Ce texte, en gestation depuis plusieurs mois, constitue l’aboutissement d’un processus de co­construction inédit. “C​e texte est le produit de l’intelligence collective : deux grandes concertations nationales ­ dont une pilotée par le CNNum ­ ont permis à plus de 26 000 contributeurs de participer au débat​”, indique Yann Bonnet, Secrétaire général du Conseil national du numérique. Le projet de loi pour une République numérique doit désormais être examiné en commission mixte paritaire (CMP).


De nombreuses propositions du Conseil ont été reprises dans le projet de loi et il s’en félicite. Comme ce fut le cas à l’occasion des débats à l’Assemblée nationale, il considère avoir joué ­ pleinement et en toute indépendance ­ son rôle d’éclairage des débats publics. Son décret d’institution l’y invite expressément.
Pour autant, le Conseil dresse un bilan mitigé des discussions en chambre haute.​Tout en notant de réelles améliorations ­ principalement en matière de loyauté des plateformes et d’ouverture des données publiques ­ il s’inquiète d’un certain nombre de reculs, tant par rapport au projet de loi initial qu’au texte adopté par l’Assemblée nationale. C’est le cas par exemple en matière de fouille de texte et de données (t​ext and data mining,​TDM), de portabilité, de protection des données personnelles ou encore s’agissant de la possibilité, introduite à l’Assemblée, pour des associations d’agir en justice pour défendre le domaine public.
Le Conseil continuera à porter ces débats au niveau européen en prévision des réformes à venir. Il espère par ailleurs que les équilibres du texte issus du Parlement permettront à la France d’affirmer une position ambitieuse dans ces négociations.

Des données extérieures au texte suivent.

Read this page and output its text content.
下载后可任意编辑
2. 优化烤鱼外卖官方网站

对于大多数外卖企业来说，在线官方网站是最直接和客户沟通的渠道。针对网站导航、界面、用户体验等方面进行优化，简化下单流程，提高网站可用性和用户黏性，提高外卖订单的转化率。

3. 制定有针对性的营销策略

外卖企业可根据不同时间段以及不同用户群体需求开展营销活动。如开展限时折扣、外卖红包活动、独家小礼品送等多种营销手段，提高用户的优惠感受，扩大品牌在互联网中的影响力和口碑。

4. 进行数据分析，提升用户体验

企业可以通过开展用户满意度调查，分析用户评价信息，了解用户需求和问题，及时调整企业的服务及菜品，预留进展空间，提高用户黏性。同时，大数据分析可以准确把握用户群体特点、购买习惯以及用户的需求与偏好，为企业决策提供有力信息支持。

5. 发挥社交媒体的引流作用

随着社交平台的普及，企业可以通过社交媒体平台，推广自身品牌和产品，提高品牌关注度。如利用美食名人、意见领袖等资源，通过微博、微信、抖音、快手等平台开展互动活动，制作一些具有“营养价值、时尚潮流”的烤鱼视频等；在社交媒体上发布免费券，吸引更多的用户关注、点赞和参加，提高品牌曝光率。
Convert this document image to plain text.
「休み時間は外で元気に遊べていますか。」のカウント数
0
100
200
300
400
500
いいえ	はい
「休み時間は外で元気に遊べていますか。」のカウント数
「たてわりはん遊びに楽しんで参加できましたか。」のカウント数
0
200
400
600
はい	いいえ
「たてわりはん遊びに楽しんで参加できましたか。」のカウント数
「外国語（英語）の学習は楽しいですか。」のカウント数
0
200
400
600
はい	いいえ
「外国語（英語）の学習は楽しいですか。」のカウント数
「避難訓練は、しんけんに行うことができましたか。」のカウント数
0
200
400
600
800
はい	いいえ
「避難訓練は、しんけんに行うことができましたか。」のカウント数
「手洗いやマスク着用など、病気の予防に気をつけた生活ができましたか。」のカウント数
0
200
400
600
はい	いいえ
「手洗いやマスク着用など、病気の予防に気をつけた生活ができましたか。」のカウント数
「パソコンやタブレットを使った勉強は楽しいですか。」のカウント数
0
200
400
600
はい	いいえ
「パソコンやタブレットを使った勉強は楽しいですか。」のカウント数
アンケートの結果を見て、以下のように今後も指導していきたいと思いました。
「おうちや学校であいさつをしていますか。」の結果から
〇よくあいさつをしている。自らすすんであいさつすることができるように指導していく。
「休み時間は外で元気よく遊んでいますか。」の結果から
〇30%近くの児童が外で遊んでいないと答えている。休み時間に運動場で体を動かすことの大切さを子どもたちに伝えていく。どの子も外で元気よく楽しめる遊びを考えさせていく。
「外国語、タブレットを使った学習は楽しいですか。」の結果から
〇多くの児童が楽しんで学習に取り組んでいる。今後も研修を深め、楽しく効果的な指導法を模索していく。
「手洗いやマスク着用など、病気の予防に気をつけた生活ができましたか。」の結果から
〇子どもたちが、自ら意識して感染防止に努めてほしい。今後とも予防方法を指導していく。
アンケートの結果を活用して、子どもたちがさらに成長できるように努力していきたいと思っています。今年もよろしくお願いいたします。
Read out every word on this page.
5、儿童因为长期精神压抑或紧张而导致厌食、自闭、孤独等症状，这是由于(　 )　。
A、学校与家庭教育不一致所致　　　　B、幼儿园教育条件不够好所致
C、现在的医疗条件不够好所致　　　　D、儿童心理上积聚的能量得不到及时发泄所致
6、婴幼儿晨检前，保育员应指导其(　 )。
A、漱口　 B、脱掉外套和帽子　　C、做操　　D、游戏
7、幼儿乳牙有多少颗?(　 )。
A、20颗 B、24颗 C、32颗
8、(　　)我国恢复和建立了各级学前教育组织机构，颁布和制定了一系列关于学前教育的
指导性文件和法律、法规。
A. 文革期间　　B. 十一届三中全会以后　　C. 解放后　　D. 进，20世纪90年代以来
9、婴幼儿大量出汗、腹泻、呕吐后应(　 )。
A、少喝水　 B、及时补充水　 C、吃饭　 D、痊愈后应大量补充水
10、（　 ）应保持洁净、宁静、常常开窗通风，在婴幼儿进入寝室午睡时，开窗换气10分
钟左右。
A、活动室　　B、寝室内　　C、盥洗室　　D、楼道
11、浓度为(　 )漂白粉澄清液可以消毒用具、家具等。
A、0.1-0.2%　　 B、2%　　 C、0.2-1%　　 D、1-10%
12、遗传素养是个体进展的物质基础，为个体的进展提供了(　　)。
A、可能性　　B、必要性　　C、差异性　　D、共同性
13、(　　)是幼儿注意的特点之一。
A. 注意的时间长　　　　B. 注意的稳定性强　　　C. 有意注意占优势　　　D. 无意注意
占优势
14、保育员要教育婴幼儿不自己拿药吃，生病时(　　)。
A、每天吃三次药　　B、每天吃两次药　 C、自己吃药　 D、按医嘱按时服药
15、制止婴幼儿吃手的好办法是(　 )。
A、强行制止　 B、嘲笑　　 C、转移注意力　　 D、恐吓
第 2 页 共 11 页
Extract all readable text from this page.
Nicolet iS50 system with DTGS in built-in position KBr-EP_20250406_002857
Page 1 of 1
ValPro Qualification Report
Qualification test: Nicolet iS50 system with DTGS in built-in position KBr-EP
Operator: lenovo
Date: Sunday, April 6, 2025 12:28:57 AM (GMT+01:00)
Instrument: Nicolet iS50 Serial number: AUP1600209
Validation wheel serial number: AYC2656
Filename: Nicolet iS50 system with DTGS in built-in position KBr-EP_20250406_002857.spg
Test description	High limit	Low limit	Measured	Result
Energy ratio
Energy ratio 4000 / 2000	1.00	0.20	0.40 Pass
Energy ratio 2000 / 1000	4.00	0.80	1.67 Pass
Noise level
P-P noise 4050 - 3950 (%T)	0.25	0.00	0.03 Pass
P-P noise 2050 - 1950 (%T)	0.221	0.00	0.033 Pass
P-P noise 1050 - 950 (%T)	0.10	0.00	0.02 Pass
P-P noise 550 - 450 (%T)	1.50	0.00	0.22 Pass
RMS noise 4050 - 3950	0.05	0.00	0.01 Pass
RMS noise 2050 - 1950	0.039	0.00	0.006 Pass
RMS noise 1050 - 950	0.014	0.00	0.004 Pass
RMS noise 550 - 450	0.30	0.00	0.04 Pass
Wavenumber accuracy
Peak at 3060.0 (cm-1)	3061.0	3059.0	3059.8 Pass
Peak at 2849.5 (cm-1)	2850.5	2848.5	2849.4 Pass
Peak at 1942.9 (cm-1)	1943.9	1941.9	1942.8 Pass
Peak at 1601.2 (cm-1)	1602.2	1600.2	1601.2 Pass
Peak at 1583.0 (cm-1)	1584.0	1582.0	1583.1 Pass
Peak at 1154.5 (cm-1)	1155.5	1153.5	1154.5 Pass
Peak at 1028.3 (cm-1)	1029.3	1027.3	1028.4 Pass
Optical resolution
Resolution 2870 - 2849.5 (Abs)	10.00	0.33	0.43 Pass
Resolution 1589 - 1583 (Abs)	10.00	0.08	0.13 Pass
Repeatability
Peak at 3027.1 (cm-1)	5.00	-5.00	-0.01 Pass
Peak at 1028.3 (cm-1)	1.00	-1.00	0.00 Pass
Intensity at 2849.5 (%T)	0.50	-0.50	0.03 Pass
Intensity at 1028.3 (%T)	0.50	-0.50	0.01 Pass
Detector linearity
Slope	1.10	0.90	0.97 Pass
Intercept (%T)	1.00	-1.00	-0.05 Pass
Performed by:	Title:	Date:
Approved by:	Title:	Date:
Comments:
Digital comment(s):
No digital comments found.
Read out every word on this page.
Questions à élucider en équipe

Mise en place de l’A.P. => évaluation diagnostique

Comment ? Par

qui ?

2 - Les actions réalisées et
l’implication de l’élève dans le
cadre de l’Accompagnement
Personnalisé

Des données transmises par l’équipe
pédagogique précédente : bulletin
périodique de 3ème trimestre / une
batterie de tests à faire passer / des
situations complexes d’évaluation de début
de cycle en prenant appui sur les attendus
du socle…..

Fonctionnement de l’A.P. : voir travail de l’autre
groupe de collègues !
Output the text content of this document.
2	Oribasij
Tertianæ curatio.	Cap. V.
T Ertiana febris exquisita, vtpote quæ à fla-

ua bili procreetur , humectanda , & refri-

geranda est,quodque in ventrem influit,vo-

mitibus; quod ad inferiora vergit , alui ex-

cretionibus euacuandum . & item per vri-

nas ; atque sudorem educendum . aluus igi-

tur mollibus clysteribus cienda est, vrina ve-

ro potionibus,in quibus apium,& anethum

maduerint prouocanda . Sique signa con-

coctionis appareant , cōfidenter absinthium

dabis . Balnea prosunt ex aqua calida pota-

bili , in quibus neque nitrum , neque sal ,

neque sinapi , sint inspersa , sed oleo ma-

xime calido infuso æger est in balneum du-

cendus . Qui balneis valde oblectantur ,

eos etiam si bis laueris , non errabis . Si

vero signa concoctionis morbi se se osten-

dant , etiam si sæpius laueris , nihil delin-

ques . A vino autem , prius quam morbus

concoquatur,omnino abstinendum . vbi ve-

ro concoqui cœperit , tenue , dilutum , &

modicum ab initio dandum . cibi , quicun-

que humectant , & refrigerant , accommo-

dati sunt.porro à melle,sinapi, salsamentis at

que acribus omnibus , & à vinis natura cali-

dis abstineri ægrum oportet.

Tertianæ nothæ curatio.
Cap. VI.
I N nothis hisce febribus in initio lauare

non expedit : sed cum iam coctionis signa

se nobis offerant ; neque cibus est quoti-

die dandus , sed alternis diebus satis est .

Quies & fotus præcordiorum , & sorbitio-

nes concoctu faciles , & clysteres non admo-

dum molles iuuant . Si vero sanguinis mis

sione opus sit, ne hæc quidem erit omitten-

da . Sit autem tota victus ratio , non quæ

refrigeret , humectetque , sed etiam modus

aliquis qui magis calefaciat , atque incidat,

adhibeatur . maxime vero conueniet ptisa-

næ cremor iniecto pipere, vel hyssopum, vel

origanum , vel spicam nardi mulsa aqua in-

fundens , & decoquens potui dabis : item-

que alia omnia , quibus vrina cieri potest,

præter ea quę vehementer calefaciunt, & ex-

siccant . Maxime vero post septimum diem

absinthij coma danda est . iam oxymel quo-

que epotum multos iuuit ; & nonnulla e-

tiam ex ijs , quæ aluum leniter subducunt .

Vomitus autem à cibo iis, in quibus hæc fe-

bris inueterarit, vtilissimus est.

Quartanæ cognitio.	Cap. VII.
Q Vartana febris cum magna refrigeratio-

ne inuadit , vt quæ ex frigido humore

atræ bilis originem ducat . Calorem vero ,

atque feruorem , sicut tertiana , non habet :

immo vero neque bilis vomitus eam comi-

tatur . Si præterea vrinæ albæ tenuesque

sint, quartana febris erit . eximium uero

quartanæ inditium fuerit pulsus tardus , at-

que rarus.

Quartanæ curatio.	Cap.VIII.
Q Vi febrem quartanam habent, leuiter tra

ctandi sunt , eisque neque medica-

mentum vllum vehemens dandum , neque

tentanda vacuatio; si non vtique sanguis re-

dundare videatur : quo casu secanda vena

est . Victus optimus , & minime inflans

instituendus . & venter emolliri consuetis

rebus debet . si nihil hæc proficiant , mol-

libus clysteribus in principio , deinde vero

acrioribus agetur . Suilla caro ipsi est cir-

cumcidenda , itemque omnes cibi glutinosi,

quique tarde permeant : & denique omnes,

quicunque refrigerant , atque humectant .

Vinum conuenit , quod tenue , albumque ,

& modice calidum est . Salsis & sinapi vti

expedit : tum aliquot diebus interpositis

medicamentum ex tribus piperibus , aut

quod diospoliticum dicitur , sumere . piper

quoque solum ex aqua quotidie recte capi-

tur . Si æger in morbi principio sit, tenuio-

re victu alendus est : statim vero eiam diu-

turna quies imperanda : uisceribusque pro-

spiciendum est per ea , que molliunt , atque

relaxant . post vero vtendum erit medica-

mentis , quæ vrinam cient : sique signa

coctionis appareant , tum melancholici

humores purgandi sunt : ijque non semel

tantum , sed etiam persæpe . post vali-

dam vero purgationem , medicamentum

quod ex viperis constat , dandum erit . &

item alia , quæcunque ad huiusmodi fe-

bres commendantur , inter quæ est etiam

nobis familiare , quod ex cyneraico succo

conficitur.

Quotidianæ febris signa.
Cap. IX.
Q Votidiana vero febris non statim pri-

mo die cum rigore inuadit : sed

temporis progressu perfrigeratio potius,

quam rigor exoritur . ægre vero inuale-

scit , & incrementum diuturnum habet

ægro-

TITRE I : LA CIRCULATION DES DONNÉES ET DU SAVOIR
En préambule, le Conseil regrette l’abandon d’une disposition votée par l’Assemblée nationale qui prévoyait que soit étudiée l’opportunité d’instituer une consultation publique en ligne sur tout projet de loi avant son dépôt au Parlement. B​ien que timide, cette disposition témoignait d’une volonté forte d’associer plus étroitement les citoyens à la construction législative, sur le modèle des différentes concertations ayant abouti à ce projet de loi.
Sur l’ouverture des données publiques (o​pen data)​, le débat en séance publique a été l’occasion de corriger certains reculs actés en commission :
­ D’abord, le Conseil salue vivement la disparition de la notion de secret des affaires, juridiquement imprécise, du champ de l’o​pen data (amdt n° 210 rect.). Dans le même sens, il se réjouit de la limitation du droit s​ui generis d​es producteurs de base de données aux services publics à caractère industriel et commercial (SPIC) et non pas à toute administration se trouvant en situation de concurrence (amdt n° 335).
­ Par ailleurs, le Conseil est rassuré par la suppression de la faculté accordée aux administrations d’évaluer l’intérêt de libérer une donnée en fonction du nombre de sollicitations dont elle fait l’objet (amdt n° 213). Il rappelle à ce titre que c’est sa réutilisation, même sous des formes inattendues, qui fait la valeur d’une donnée.


­ Concernant l’introduction, en commission, d’un principe d’étude de risque systématique avant toute ouverture de données, le Conseil est satisfait de la nouvelle formulation qui permet de circonscrire cette obligation aux jeux de données présentant des risques de réidentification (amdt n° 216 rect.). Cette étude devra être renouvelée, pour prendre en compte l’évolution des capacités d'expertise des données et des risques éventuels que fait peser leur divulgation au regard des droits et libertés fondamentaux.
­ Le Conseil se réjouit de l'adoption d’une obligation pour toute administration recourant à des traitements algorithmiques pour la prise de décisions individuelles de le mentionner explicitement lors de leurs notifications aux administrés concernés, dans la mesure où elle renforce la transparence des décisions administratives individuelles (amdt n° 526 rect.).
­ Le Conseil se félicite de l’adoption d’un article additionnel sur l’ouverture des données juridiques contenues dans les décisions des juridictions administratives. Cette ouverture, associée à de fortes garanties de protection de la vie privée, va dans le sens d’une meilleure publicité des jugements et facilitera l’innovation à partir de données juridiques ouvertes à l’instar du programme Open Law.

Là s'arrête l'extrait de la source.